Veolia Transport en bref

Avec plus de 80 700 collaborateurs répartis dans 27 pays sur cinq continents et son assistance à quelque 5 000 collectivités publiques à travers le monde, Veolia Transport revendiquait en 2010 le titre de « premier opérateur privé européen de transport public de voyageurs ». Une position que sa récente alliance avec Transdev aurait conforté, le nouveau groupe se présentant désormais comme « le référent mondial du transport collectif de voyageurs ».

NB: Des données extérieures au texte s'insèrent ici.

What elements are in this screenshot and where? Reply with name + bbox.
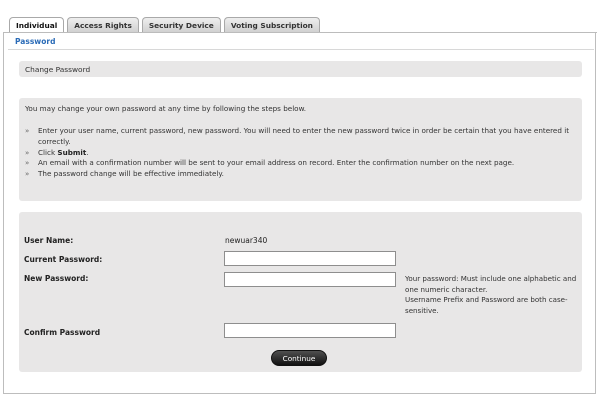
tab-bar xyxy=(9,17,320,33)
tab-access-rights[interactable]: Access Rights xyxy=(67,17,139,33)
section-title: Change Password xyxy=(25,65,91,74)
step-item xyxy=(25,158,575,169)
tab-individual[interactable]: Individual xyxy=(9,17,64,34)
step-item xyxy=(25,169,575,180)
new-password-input[interactable] xyxy=(224,272,396,287)
step-text-bold: Submit xyxy=(57,147,87,157)
confirm-password-input[interactable] xyxy=(224,323,396,338)
bullet-icon: » xyxy=(25,127,30,135)
tab-security-device[interactable]: Security Device xyxy=(142,17,221,33)
step-item xyxy=(25,126,575,148)
tab-voting-subscription[interactable]: Voting Subscription xyxy=(224,17,320,33)
new-password-label: New Password: xyxy=(24,274,89,283)
step-item xyxy=(25,148,575,159)
step-text-suffix: . xyxy=(86,147,89,157)
step-text: Enter your user name, current password, new password. You will need to enter the new password twice in order be certain that you have entered it correctly. xyxy=(38,126,570,146)
bullet-icon: » xyxy=(25,170,30,179)
bullet-icon: » xyxy=(25,148,30,157)
continue-button[interactable]: Continue xyxy=(271,350,327,366)
user-name-value: newuar340 xyxy=(225,236,268,245)
password-hint-case: Username Prefix and Password are both case-sensitive. xyxy=(405,295,568,315)
instructions-panel xyxy=(19,98,582,201)
step-text: The password change will be effective immediately. xyxy=(38,169,224,179)
instructions-steps xyxy=(25,126,575,180)
password-hint xyxy=(405,274,585,316)
subnav-divider xyxy=(8,49,594,50)
section-title-bar xyxy=(19,61,582,77)
current-password-input[interactable] xyxy=(224,251,396,266)
step-text: An email with a confirmation number will be sent to your email address on record. Enter the confirmation number on the next page. xyxy=(38,158,515,168)
password-hint-rule: Your password: Must include one alphabetic and one numeric character. xyxy=(405,274,577,294)
current-password-label: Current Password: xyxy=(24,255,103,264)
user-name-label: User Name: xyxy=(24,236,74,245)
step-text-prefix: Click xyxy=(38,147,58,157)
confirm-password-label: Confirm Password xyxy=(24,328,101,337)
subnav-password-link[interactable]: Password xyxy=(15,37,56,46)
bullet-icon: » xyxy=(25,159,30,168)
instructions-intro: You may change your own password at any time by following the steps below. xyxy=(25,104,307,113)
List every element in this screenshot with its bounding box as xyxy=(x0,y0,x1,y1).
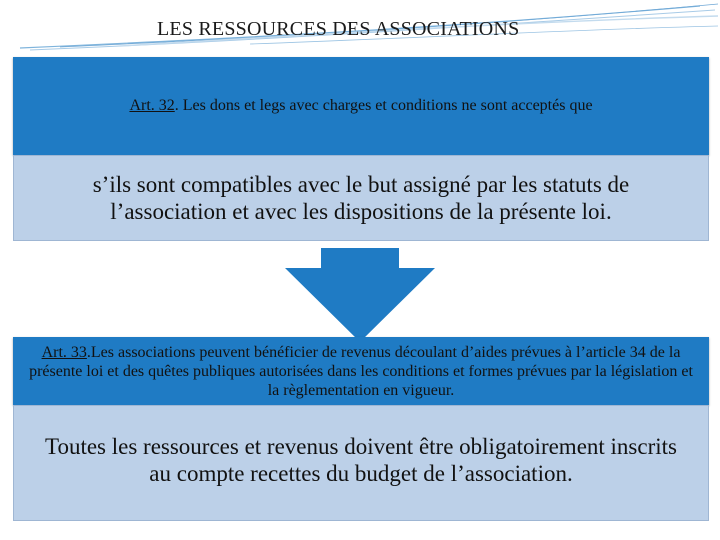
article-32-continuation-text: s’ils sont compatibles avec le but assigné par les statuts de l’association et avec les dispositions de la présente loi. xyxy=(92,172,630,224)
resources-requirement-box xyxy=(13,405,709,521)
article-32-continuation-box xyxy=(13,155,709,241)
article-32-text xyxy=(129,97,592,115)
article-32-ref: Art. 32 xyxy=(129,97,175,114)
article-32-box xyxy=(13,57,709,155)
article-33-text xyxy=(23,343,699,400)
article-33-ref: Art. 33 xyxy=(41,343,87,361)
article-33-body: .Les associations peuvent bénéficier de revenus découlant d’aides prévues à l’article 34 de la présente loi et des quêtes publiques autorisées dans les conditions et formes prévues par la législation et la règlementation en vigueur. xyxy=(29,343,693,399)
page-title: LES RESSOURCES DES ASSOCIATIONS xyxy=(157,18,520,40)
down-arrow-icon xyxy=(285,248,435,342)
article-32-body: . Les dons et legs avec charges et conditions ne sont acceptés que xyxy=(174,97,593,114)
article-33-box xyxy=(13,337,709,405)
resources-requirement-text: Toutes les ressources et revenus doivent être obligatoirement inscrits au compte recettes du budget de l’association. xyxy=(45,434,677,486)
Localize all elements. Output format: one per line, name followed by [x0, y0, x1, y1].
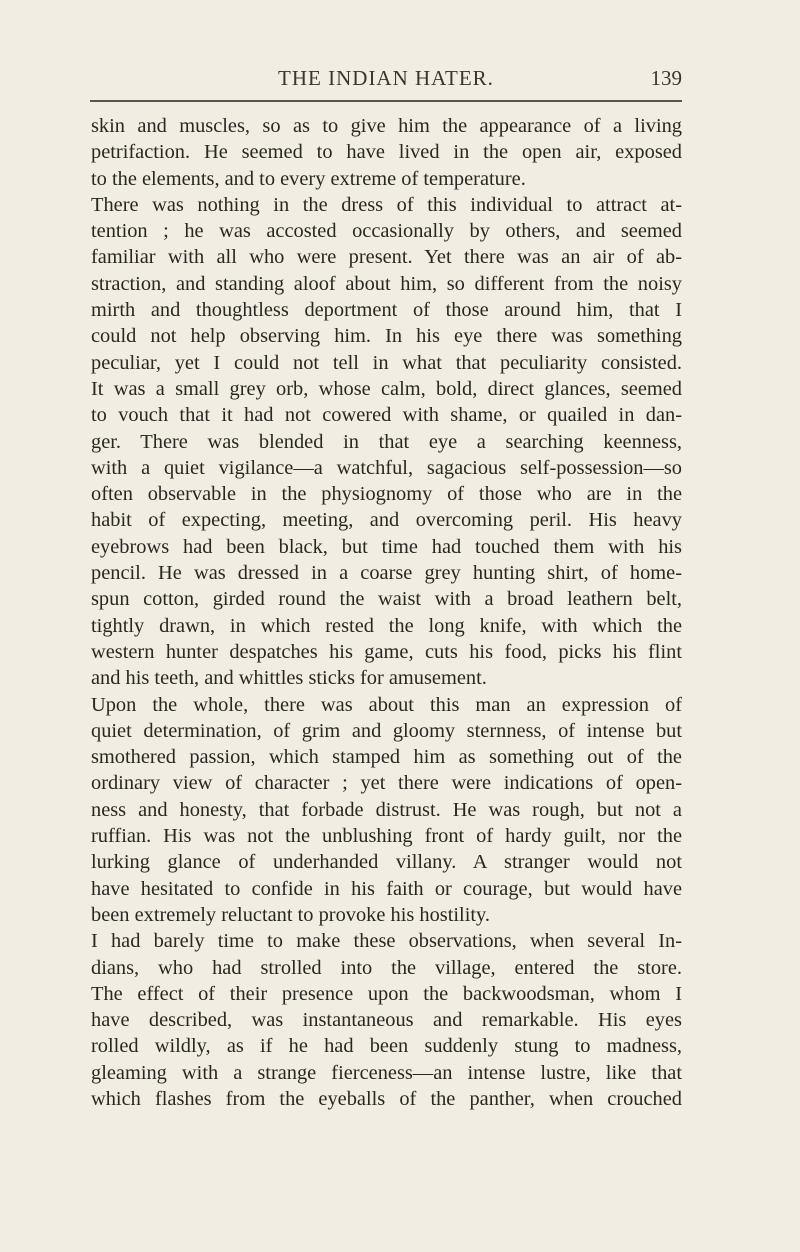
- text-line: peculiar, yet I could not tell in what that peculiarity consisted.: [91, 351, 682, 374]
- text-line: gleaming with a strange fierceness—an intense lustre, like that: [91, 1061, 682, 1084]
- header-rule: [90, 100, 682, 102]
- text-line: There was nothing in the dress of this individual to attract at-: [91, 193, 682, 216]
- text-line: ger. There was blended in that eye a searching keenness,: [91, 430, 682, 453]
- text-line: eyebrows had been black, but time had touched them with his: [91, 535, 682, 558]
- text-line: Upon the whole, there was about this man an expression of: [91, 693, 682, 716]
- text-line: western hunter despatches his game, cuts his food, picks his flint: [91, 640, 682, 663]
- text-line: to the elements, and to every extreme of temperature.: [91, 167, 526, 190]
- running-head: [90, 64, 682, 94]
- text-line: straction, and standing aloof about him, so different from the noisy: [91, 272, 682, 295]
- text-line: lurking glance of underhanded villany. A stranger would not: [91, 851, 682, 874]
- text-line: ordinary view of character ; yet there were indications of open-: [91, 772, 682, 795]
- text-line: rolled wildly, as if he had been suddenly stung to madness,: [91, 1035, 682, 1058]
- body-text: [91, 113, 682, 1112]
- text-line: The effect of their presence upon the backwoodsman, whom I: [91, 982, 682, 1005]
- text-line: to vouch that it had not cowered with shame, or quailed in dan-: [91, 404, 682, 427]
- text-line: have described, was instantaneous and remarkable. His eyes: [91, 1009, 682, 1032]
- text-line: skin and muscles, so as to give him the appearance of a living: [91, 115, 682, 137]
- text-line: pencil. He was dressed in a coarse grey hunting shirt, of home-: [91, 562, 682, 585]
- text-line: tention ; he was accosted occasionally by others, and seemed: [91, 220, 682, 243]
- text-line: been extremely reluctant to provoke his hostility.: [91, 903, 491, 926]
- text-line: which flashes from the eyeballs of the panther, when crouched: [91, 1087, 682, 1110]
- text-line: spun cotton, girded round the waist with a broad leathern belt,: [91, 588, 682, 611]
- text-line: could not help observing him. In his eye there was something: [91, 325, 682, 348]
- text-line: I had barely time to make these observations, when several In-: [91, 930, 682, 953]
- running-head-title: THE INDIAN HATER.: [278, 66, 494, 90]
- text-line: smothered passion, which stamped him as something out of the: [91, 746, 682, 769]
- text-line: petrifaction. He seemed to have lived in the open air, exposed: [91, 141, 682, 164]
- text-line: have hesitated to confide in his faith or courage, but would have: [91, 877, 682, 900]
- text-line: often observable in the physiognomy of those who are in the: [91, 483, 682, 506]
- text-line: tightly drawn, in which rested the long knife, with which the: [91, 614, 682, 637]
- text-line: and his teeth, and whittles sticks for amusement.: [91, 667, 487, 690]
- text-line: habit of expecting, meeting, and overcoming peril. His heavy: [91, 509, 682, 532]
- text-line: quiet determination, of grim and gloomy sternness, of intense but: [91, 719, 682, 742]
- text-line: ness and honesty, that forbade distrust. He was rough, but not a: [91, 798, 682, 821]
- text-line: with a quiet vigilance—a watchful, sagacious self-possession—so: [91, 456, 682, 479]
- text-line: dians, who had strolled into the village, entered the store.: [91, 956, 682, 979]
- page-number: 139: [650, 66, 682, 90]
- text-line: mirth and thoughtless deportment of those around him, that I: [91, 299, 682, 322]
- text-line: ruffian. His was not the unblushing front of hardy guilt, nor the: [91, 825, 682, 848]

En 2010, Veolia Transport revendiquait 5,86 milliards d’euros de chiffre d’affaires (dont 5,1 % en France, 34 % en Europe, 17,3 en Amérique du Nord). Mais vec 17 % du chiffre d’affaires de Veolia Environnement, et malgré ses succès, Veolia Transport reste encore loin derrière les trois autres divisions du groupe (eau, propreté, énergie).


Veolia Transport intervient dans des domaines aussi différents que le transport ferroviaire (15 % de son activité dans le monde), le métro, le tramway, le bus urbain, le transport interurbain, le transport maritime (elle assure depuis 2006 la gouvernance de la Société nationale maritime Corse-Méditerranée dont elle contrôle 28 % du capital), le transport à la demande, le transport adapté, le vélo (Veloway), la voiture à la carte, le taxi, les navettes partagées (SuperShuttle dédié à la desserte routière des aéroports), le transport international par car (elle détient et exploite la marque Eurolines en Belgique, en France, aux Pays-Bas et au Portugal).